Funcionários da Rádio e TV Justiça cruzaram os braços nesta segunda-feira (15) para cobrar o pagamento de salários, benefícios e demais direitos trabalhistas em atraso. A paralisação atinge profissionais contratados pela Fundação para o Desenvolvimento das Artes e da Comunicação (Fundac), terceirizada responsável pela operação dos canais ligados ao Supremo Tribunal Federal (STF).

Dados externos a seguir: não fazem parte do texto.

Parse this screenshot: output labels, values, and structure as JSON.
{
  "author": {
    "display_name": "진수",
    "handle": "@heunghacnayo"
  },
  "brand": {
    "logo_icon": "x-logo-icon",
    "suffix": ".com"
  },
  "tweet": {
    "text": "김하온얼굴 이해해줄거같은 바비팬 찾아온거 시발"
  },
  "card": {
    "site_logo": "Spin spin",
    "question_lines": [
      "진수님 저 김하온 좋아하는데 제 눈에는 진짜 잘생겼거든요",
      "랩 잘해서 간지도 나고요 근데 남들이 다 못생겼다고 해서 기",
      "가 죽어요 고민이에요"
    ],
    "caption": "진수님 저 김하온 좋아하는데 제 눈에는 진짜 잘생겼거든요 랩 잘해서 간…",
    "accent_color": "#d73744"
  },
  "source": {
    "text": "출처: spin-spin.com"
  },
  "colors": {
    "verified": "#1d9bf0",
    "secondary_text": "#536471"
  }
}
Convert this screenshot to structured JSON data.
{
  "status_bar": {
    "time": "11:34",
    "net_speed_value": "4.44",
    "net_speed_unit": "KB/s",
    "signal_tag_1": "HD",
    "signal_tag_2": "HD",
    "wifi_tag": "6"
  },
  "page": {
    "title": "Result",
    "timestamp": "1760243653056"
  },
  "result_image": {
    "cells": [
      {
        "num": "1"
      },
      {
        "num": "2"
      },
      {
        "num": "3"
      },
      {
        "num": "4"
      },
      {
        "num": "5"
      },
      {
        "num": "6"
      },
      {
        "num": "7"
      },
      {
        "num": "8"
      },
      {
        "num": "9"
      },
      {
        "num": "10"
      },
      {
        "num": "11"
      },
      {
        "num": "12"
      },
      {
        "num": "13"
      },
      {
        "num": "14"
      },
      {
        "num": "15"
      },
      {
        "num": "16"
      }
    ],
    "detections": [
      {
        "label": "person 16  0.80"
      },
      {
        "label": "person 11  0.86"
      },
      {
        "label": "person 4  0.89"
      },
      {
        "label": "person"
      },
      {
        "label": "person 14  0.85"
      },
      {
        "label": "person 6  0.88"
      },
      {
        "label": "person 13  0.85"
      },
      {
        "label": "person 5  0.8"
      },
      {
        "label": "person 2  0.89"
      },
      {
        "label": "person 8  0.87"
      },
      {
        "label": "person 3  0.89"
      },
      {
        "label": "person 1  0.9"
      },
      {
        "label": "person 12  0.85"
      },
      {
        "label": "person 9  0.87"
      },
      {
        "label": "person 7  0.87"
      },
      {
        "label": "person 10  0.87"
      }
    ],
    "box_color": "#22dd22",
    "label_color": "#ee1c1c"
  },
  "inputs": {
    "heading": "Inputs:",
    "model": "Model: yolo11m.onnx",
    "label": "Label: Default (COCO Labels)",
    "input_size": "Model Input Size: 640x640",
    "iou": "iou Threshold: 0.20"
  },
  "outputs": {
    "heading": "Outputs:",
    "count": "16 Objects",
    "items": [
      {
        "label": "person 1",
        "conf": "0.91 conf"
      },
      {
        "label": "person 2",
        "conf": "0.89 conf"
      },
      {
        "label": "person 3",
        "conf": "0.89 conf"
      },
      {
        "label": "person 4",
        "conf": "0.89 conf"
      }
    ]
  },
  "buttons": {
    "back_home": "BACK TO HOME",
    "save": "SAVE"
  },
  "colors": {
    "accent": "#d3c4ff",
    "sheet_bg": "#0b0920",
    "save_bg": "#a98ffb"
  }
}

Os trabalhadores exigem a quitação de folhas de pagamento, tíquete-alimentação, dez meses de depósitos do Fundo de Garantia do Tempo de Serviço (FGTS) e verbas rescisórias ainda não liberadas. Segundo o Sindicato dos Jornalistas Profissionais do Distrito Federal (SJPDF), a interrupção pode comprometer transmissões de julgamentos, sessões e programas diários, afetando o serviço público de informação prestado pelas emissoras.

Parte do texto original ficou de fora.